Hoe hebben jullie dat gedaan?
"Er kwam een artikel. Toen hebben we een ingezonden stuk teruggeschreven en gevraagd alsnog te reageren."
Proberen jullie je eigen issues in de media ook aan de kaak te stellen, zoals bijvoorbeeld de illegale sigarettenhandel?
"Die illegale sigarettenhandel is voor ons belangrijk, omdat het de keerzijde van het beleid is. De anti's roepen voortdurend: 'Dat is het argument van de industrie. Dat halen ze aan omdat het ze goed uitkomt.' Die illegale handel komt ons helemaal niet goed uit. Het merendeel daarvan is namaaktroep en daar heeft niemand belang bij. De overheid niet, omdat daar geen belasting over wordt geheven. Onze detailhandel niet, omdat het niet wordt verkocht. En die producten zijn nog veel slechter. Ze zijn niet gelegaliseerd en er zit allemaal rotzooi in. Dat is gewoon een argument.
Vaak gaat het ook vanzelf. Je wordt ergens genoemd in een interview. De volgende dag belt een televisie- of radioprogramma die zegt: 'We hebben dit, daar zit die meneer in, kunt u een reactie geven?'"
Gebeurt dat ook proactief, dat jullie het zelf proberen te regelen? Of komen ze naar jullie toe?
"Beide. We hebben een aantal mensen in de journalistiek bij wie we een hele goede ingang hebben: 'Ik hoor dat, kan jij er iets mee?'"
Ten tijde van minister Hoogervorst was er het zelfreguleringstraject vanuit de Koninklijke Horeca Nederland.
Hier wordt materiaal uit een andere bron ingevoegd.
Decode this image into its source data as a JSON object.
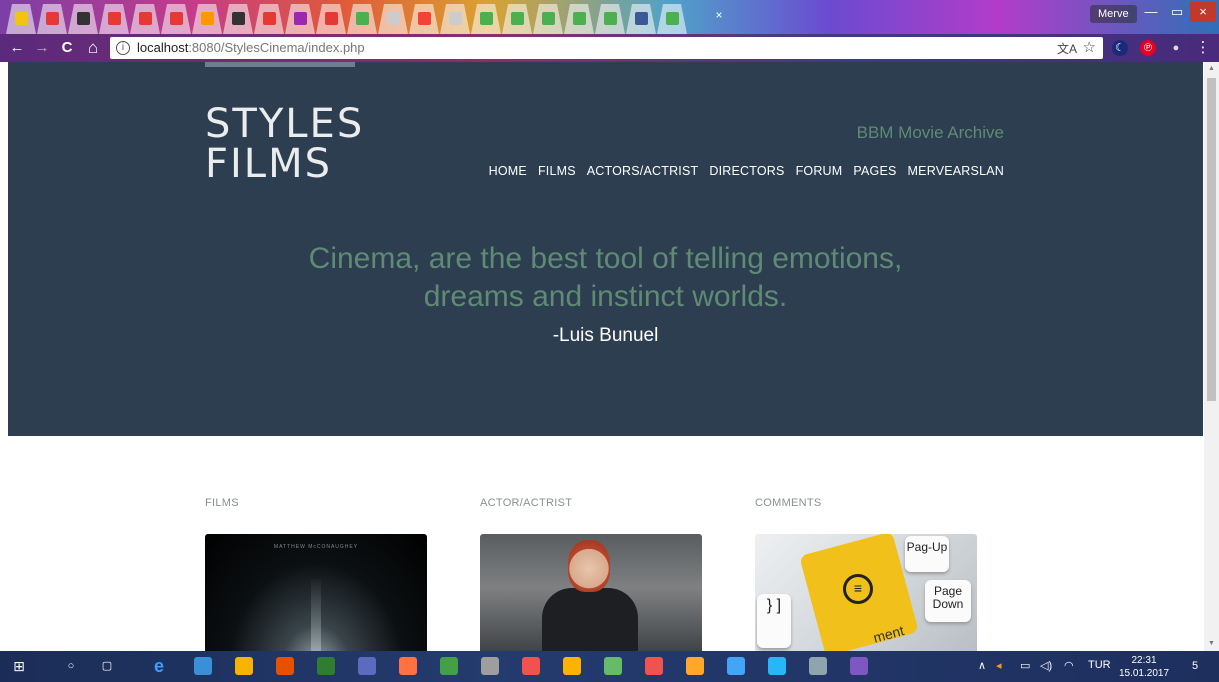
{
  "browser": {
    "profile_name": "Merve",
    "url_host": "localhost",
    "url_path": ":8080/StylesCinema/index.php",
    "tab_favicon_colors": [
      "#f1c40f",
      "#e53935",
      "#333333",
      "#e53935",
      "#e53935",
      "#e53935",
      "#ff9800",
      "#333333",
      "#e53935",
      "#9c27b0",
      "#e53935",
      "#4caf50",
      "#cccccc",
      "#f44336",
      "#cccccc",
      "#4caf50",
      "#4caf50",
      "#4caf50",
      "#4caf50",
      "#4caf50",
      "#3b5998",
      "#4caf50"
    ],
    "icons": {
      "back": "←",
      "forward": "→",
      "reload": "C",
      "home": "⌂",
      "info": "i",
      "translate": "文A",
      "star": "☆",
      "tab_close": "×",
      "ext1": "☾",
      "ext2": "℗",
      "ext3": "●",
      "menu": "⋮",
      "minimize": "—",
      "maximize": "▭",
      "close": "×"
    }
  },
  "site": {
    "logo_line1": "STYLES",
    "logo_line2": "FILMS",
    "tagline": "BBM Movie Archive",
    "nav": [
      "HOME",
      "FILMS",
      "ACTORS/ACTRIST",
      "DIRECTORS",
      "FORUM",
      "PAGES",
      "MERVEARSLAN"
    ],
    "quote": "Cinema, are the best tool of telling emotions, dreams and instinct worlds.",
    "quote_author": "-Luis Bunuel",
    "sections": [
      {
        "title": "FILMS"
      },
      {
        "title": "ACTOR/ACTRIST"
      },
      {
        "title": "COMMENTS"
      }
    ],
    "film_poster_text": "MATTHEW McCONAUGHEY",
    "keyboard_keys": {
      "pg_up": "Pag-Up",
      "pg_down": "Page Down",
      "ment": "ment"
    }
  },
  "taskbar": {
    "language": "TUR",
    "time": "22:31",
    "date": "15.01.2017",
    "notification_count": "5",
    "icons": {
      "start": "⊞",
      "search": "○",
      "taskview": "▢",
      "edge": "e",
      "tray_up": "∧"
    }
  },
  "colors": {
    "hero_bg": "#2c3e50",
    "accent_green": "#5f8a74"
  }
}
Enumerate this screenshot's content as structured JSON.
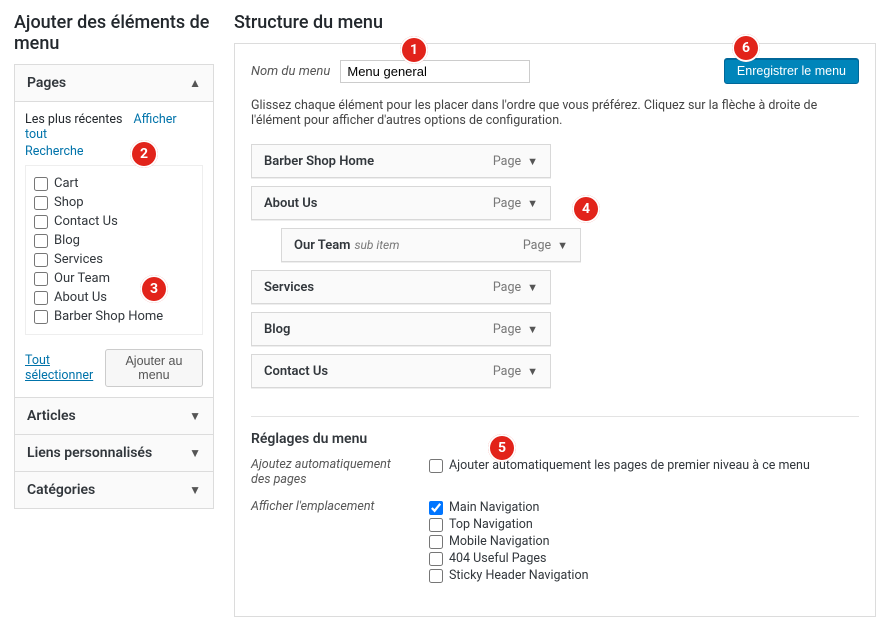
{
  "annotations": [
    "1",
    "2",
    "3",
    "4",
    "5",
    "6"
  ],
  "left": {
    "heading": "Ajouter des éléments de menu",
    "pages_accordion": {
      "title": "Pages",
      "tabs": {
        "recent": "Les plus récentes",
        "all": "Afficher tout",
        "search": "Recherche"
      },
      "items": [
        "Cart",
        "Shop",
        "Contact Us",
        "Blog",
        "Services",
        "Our Team",
        "About Us",
        "Barber Shop Home"
      ],
      "select_all": "Tout sélectionner",
      "add_btn": "Ajouter au menu"
    },
    "other": {
      "articles": "Articles",
      "links": "Liens personnalisés",
      "categories": "Catégories"
    }
  },
  "right": {
    "heading": "Structure du menu",
    "name_label": "Nom du menu",
    "name_value": "Menu general",
    "save_btn": "Enregistrer le menu",
    "hint": "Glissez chaque élément pour les placer dans l'ordre que vous préférez. Cliquez sur la flèche à droite de l'élément pour afficher d'autres options de configuration.",
    "type_label": "Page",
    "sub_item_label": "sub item",
    "items": [
      {
        "name": "Barber Shop Home",
        "indent": 0,
        "sub": false
      },
      {
        "name": "About Us",
        "indent": 0,
        "sub": false
      },
      {
        "name": "Our Team",
        "indent": 1,
        "sub": true
      },
      {
        "name": "Services",
        "indent": 0,
        "sub": false
      },
      {
        "name": "Blog",
        "indent": 0,
        "sub": false
      },
      {
        "name": "Contact Us",
        "indent": 0,
        "sub": false
      }
    ],
    "settings": {
      "title": "Réglages du menu",
      "auto_label": "Ajoutez automatiquement des pages",
      "auto_cb": "Ajouter automatiquement les pages de premier niveau à ce menu",
      "loc_label": "Afficher l'emplacement",
      "locations": [
        {
          "label": "Main Navigation",
          "checked": true
        },
        {
          "label": "Top Navigation",
          "checked": false
        },
        {
          "label": "Mobile Navigation",
          "checked": false
        },
        {
          "label": "404 Useful Pages",
          "checked": false
        },
        {
          "label": "Sticky Header Navigation",
          "checked": false
        }
      ]
    }
  }
}
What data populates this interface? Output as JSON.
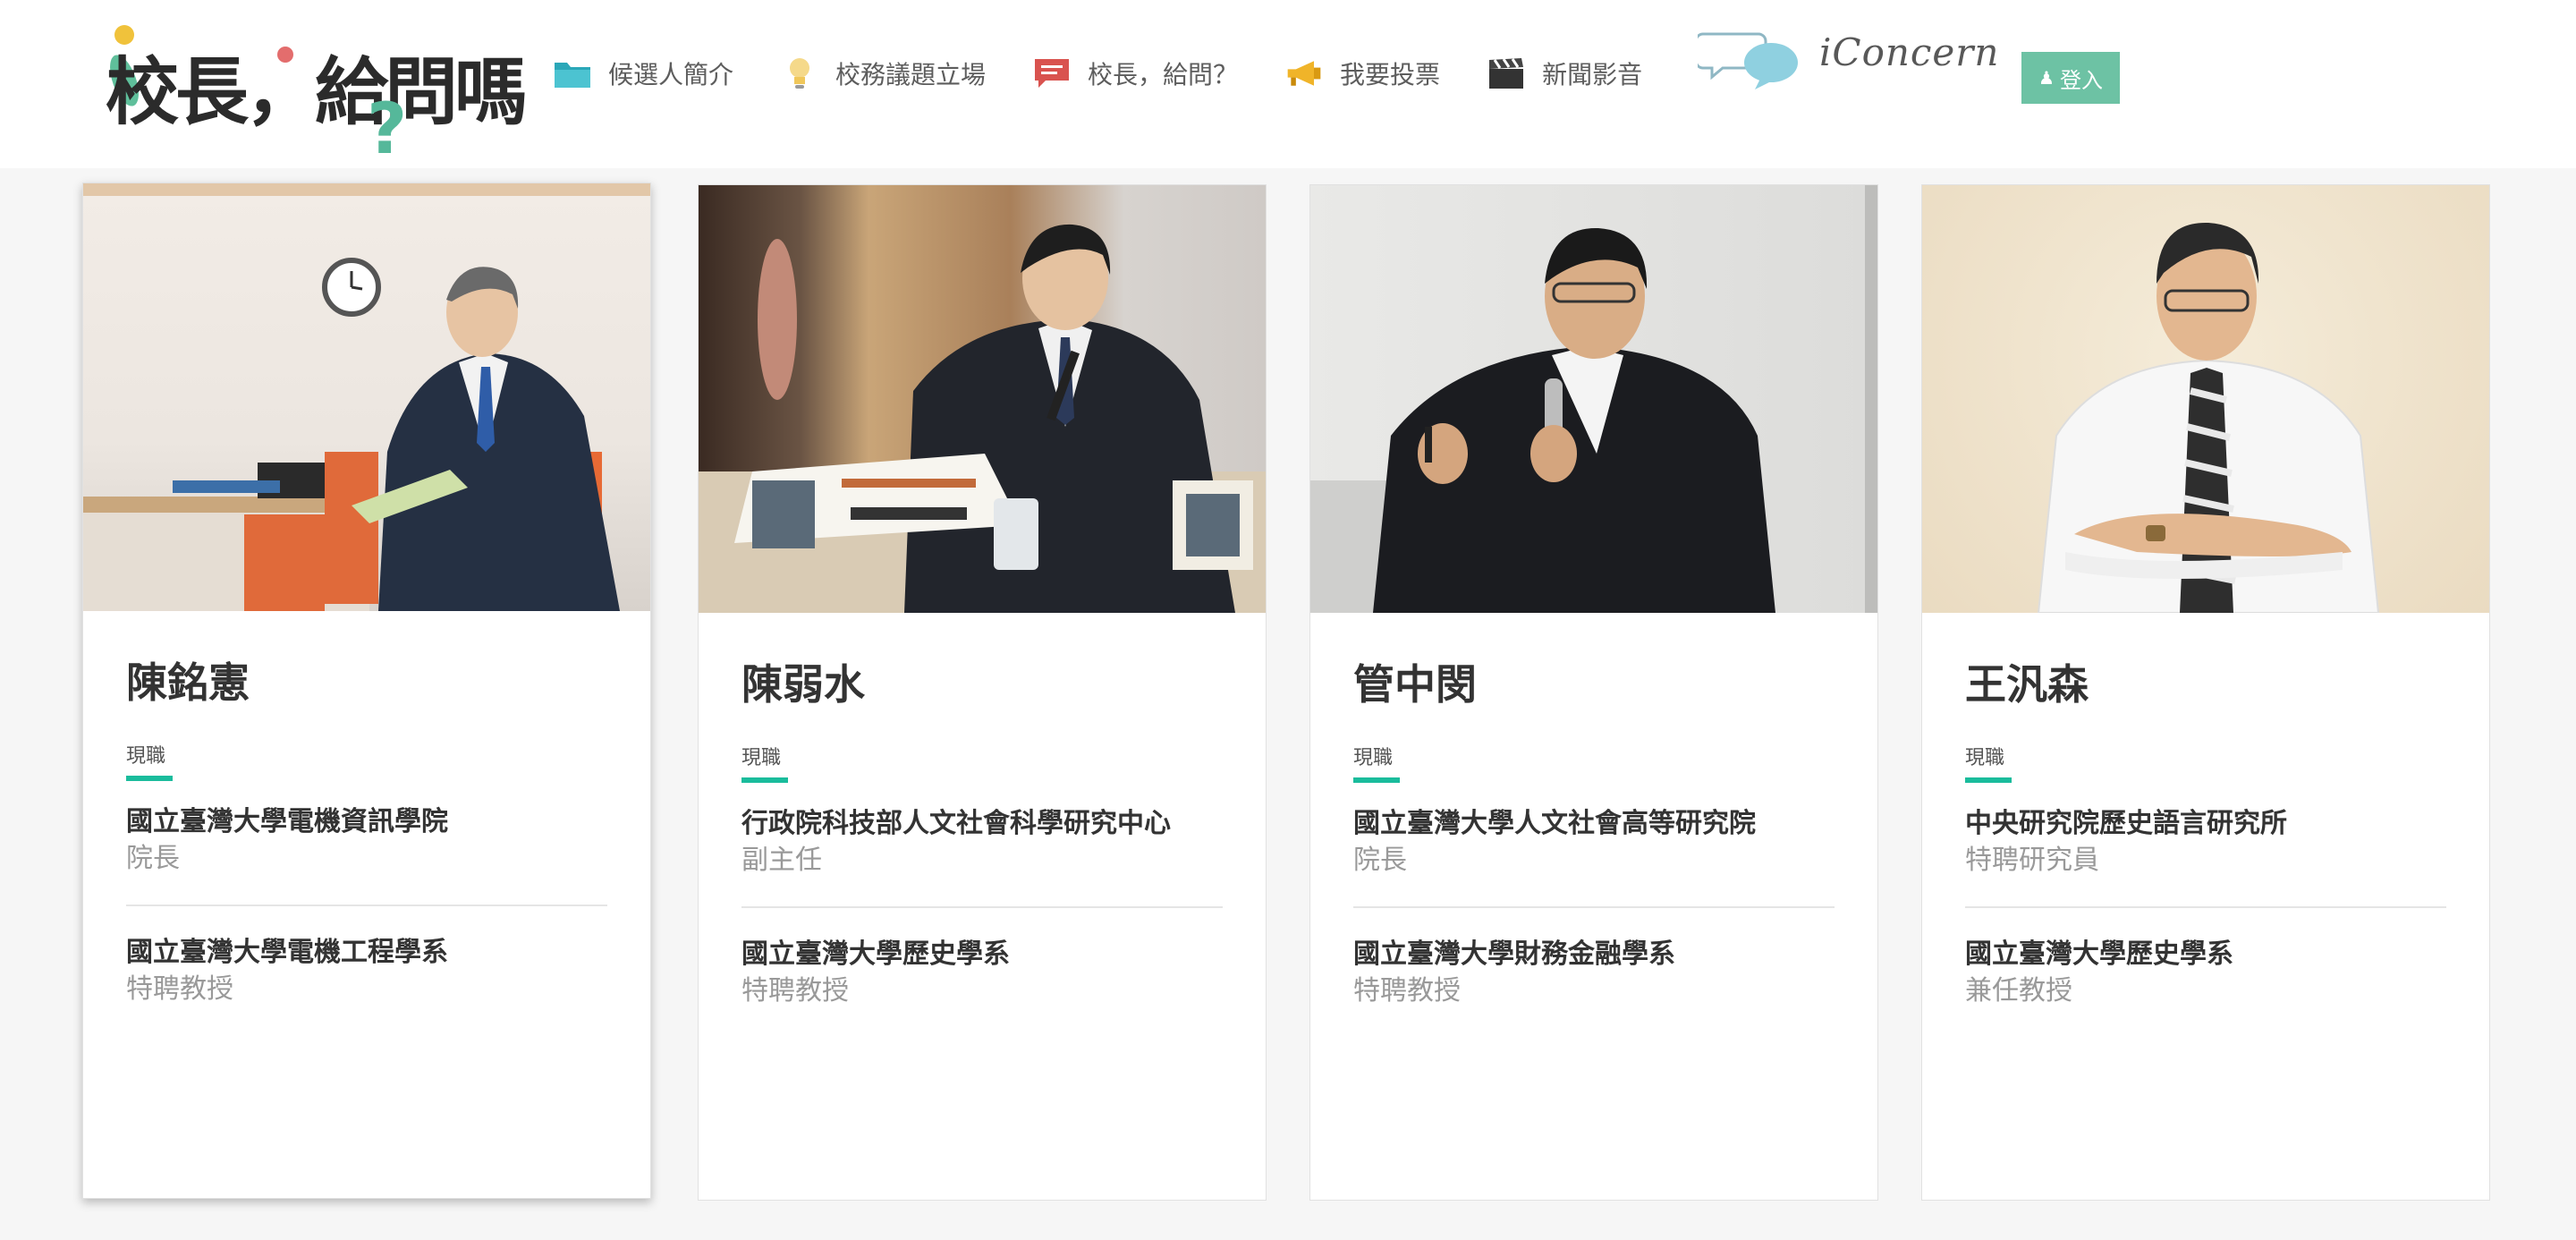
{
  "header": {
    "logo_text": "校長，給問嗎",
    "nav": [
      {
        "label": "候選人簡介",
        "icon": "folder-icon"
      },
      {
        "label": "校務議題立場",
        "icon": "lightbulb-icon"
      },
      {
        "label": "校長，給問？",
        "icon": "chat-icon"
      },
      {
        "label": "我要投票",
        "icon": "megaphone-icon"
      },
      {
        "label": "新聞影音",
        "icon": "clapperboard-icon"
      }
    ],
    "iconcern": "iConcern",
    "login_label": "登入"
  },
  "candidates": [
    {
      "name": "陳銘憲",
      "section_label": "現職",
      "jobs": [
        {
          "org": "國立臺灣大學電機資訊學院",
          "title": "院長"
        },
        {
          "org": "國立臺灣大學電機工程學系",
          "title": "特聘教授"
        }
      ]
    },
    {
      "name": "陳弱水",
      "section_label": "現職",
      "jobs": [
        {
          "org": "行政院科技部人文社會科學研究中心",
          "title": "副主任"
        },
        {
          "org": "國立臺灣大學歷史學系",
          "title": "特聘教授"
        }
      ]
    },
    {
      "name": "管中閔",
      "section_label": "現職",
      "jobs": [
        {
          "org": "國立臺灣大學人文社會高等研究院",
          "title": "院長"
        },
        {
          "org": "國立臺灣大學財務金融學系",
          "title": "特聘教授"
        }
      ]
    },
    {
      "name": "王汎森",
      "section_label": "現職",
      "jobs": [
        {
          "org": "中央研究院歷史語言研究所",
          "title": "特聘研究員"
        },
        {
          "org": "國立臺灣大學歷史學系",
          "title": "兼任教授"
        }
      ]
    }
  ],
  "colors": {
    "accent": "#1abc9c",
    "login_button": "#6dc2a4",
    "page_background": "#f6f6f6"
  }
}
"Hoogervorst is ook wel een aardig voorbeeld. Je verwacht dat het langs de lijnen van de partijpolitiek verloopt. Van de VVD zou je verwachten dat het een hele liberale partij is. Maar Hoogervorst was iemand die met maatregelen kwam. Je ziet dan vaak dat het een persoonlijke achtergrond heeft. Hij heeft een aantal jaren in Amerika gezeten. Daar is het anti-roken heel sterk ontwikkeld, en dat neemt hij mee. Als hij weerklank bij zijn eigen departement vindt, zie je dat er allemaal maatregelen komen. Het loopt dus niet altijd langs de lijnen van de partijpolitiek."
Is het zelfreguleringstraject het resultaat van de lobby van de tabaksindustrie, in samenwerking met de Koninklijke Horeca Nederland (KHN)?
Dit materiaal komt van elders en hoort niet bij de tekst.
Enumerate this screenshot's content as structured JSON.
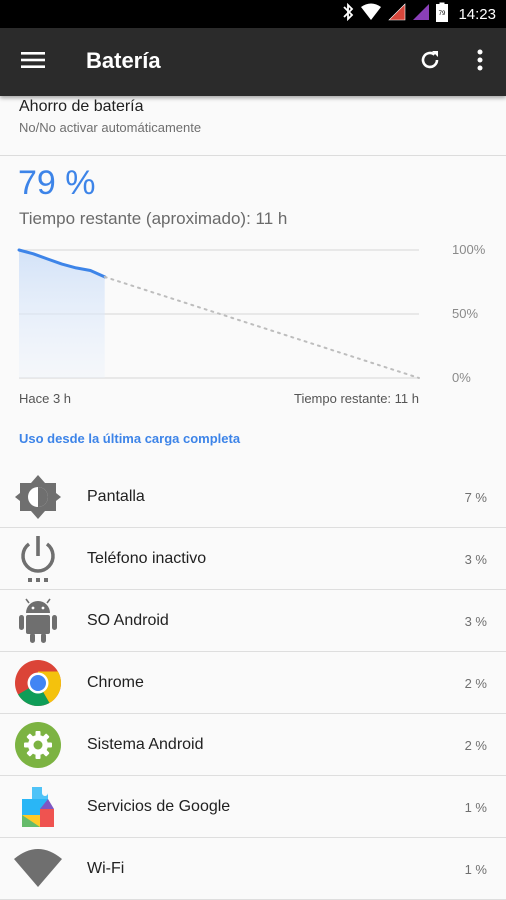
{
  "status_bar": {
    "time": "14:23",
    "battery_level": "79",
    "icons": [
      "bluetooth-icon",
      "wifi-signal-icon",
      "cell-signal-icon",
      "cell-signal-icon",
      "battery-icon"
    ]
  },
  "app_bar": {
    "title": "Batería",
    "icons": [
      "menu-icon",
      "refresh-icon",
      "more-vert-icon"
    ]
  },
  "battery_saver": {
    "title": "Ahorro de batería",
    "subtitle": "No/No activar automáticamente"
  },
  "battery": {
    "percent_text": "79 %",
    "remaining_text": "Tiempo restante (aproximado): 11 h"
  },
  "chart_data": {
    "type": "line",
    "x_labels": [
      "Hace 3 h",
      "Tiempo restante: 11 h"
    ],
    "y_ticks": [
      "100%",
      "50%",
      "0%"
    ],
    "ylim": [
      0,
      100
    ],
    "series": [
      {
        "x": [
          0,
          0.5,
          1,
          1.5,
          2,
          2.5,
          3
        ],
        "y": [
          100,
          97,
          93,
          89,
          86,
          84,
          79
        ]
      },
      {
        "x": [
          3,
          14
        ],
        "y": [
          79,
          0
        ]
      }
    ],
    "xlim": [
      0,
      14
    ],
    "accent": "#3d84e8"
  },
  "usage": {
    "link": "Uso desde la última carga completa",
    "items": [
      {
        "name": "Pantalla",
        "percent": "7 %",
        "icon": "brightness-icon"
      },
      {
        "name": "Teléfono inactivo",
        "percent": "3 %",
        "icon": "power-idle-icon"
      },
      {
        "name": "SO Android",
        "percent": "3 %",
        "icon": "android-robot-icon"
      },
      {
        "name": "Chrome",
        "percent": "2 %",
        "icon": "chrome-icon"
      },
      {
        "name": "Sistema Android",
        "percent": "2 %",
        "icon": "settings-gear-icon"
      },
      {
        "name": "Servicios de Google",
        "percent": "1 %",
        "icon": "google-play-services-icon"
      },
      {
        "name": "Wi-Fi",
        "percent": "1 %",
        "icon": "wifi-icon"
      }
    ]
  }
}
"Wij hadden er wel een belang bij. We hebben er ook voor gezorgd dat we de verschillende partijen konden spreken, om te kijken of we gezamenlijk iets konden doen. Primair hebben wij altijd gezegd: 'Een rookverbod moet je reguleren. Anders zit je met hinder en overlast en dat willen we niet.' Voor ons blijft de KHN het eerste aanspreekpunt. Je had een drie- of vijfjarenplan, waarin het percentage van rokers naar beneden moest. Op een gegeven moment stopt dat. Toen hebben we gezegd: 'KHN, kunnen we jullie helpen?' We hebben ervoor gezorgd dat overal van die dingen op tafel kwamen te staan."
Is het niet vreemd dat het hele plan van tafel werd geveegd toen er een nieuwe minister kwam? En was dit de verdienste van de anti-rooklobby?
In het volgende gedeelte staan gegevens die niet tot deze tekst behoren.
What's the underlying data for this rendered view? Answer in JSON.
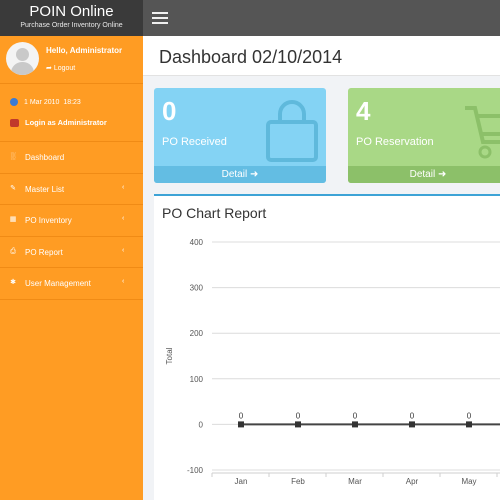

"Vaak is het ook de persoonlijke voorkeur van de bewindspersoon. Die moet een beleidsdaad stellen. Het stond in het Regeerakkoord, daarna zoeken ze er een minister bij. Het is niet uitgesloten dat hij ook al heeft meegedacht. Op dat moment was er, denk ik, een vrij groot ongenoegen in de Kamer over dat die zelfregulering niet werkte. Op een gegeven moment is Hoogervorst een aantal keer de wacht aangezegd door KHN: 'Als het nu niet werkt, dan gaan we het zelf doen.' Hoogervorst staat op dat moment natuurlijk ook onder druk. De Kamer wil resultaten zien. Vervolgens kreeg je een beetje gespannen verhouding tussen KHN en Hoogervorst. Uiteindelijk is het in het volgende Regeerakkoord tot een definitief verbod gekomen."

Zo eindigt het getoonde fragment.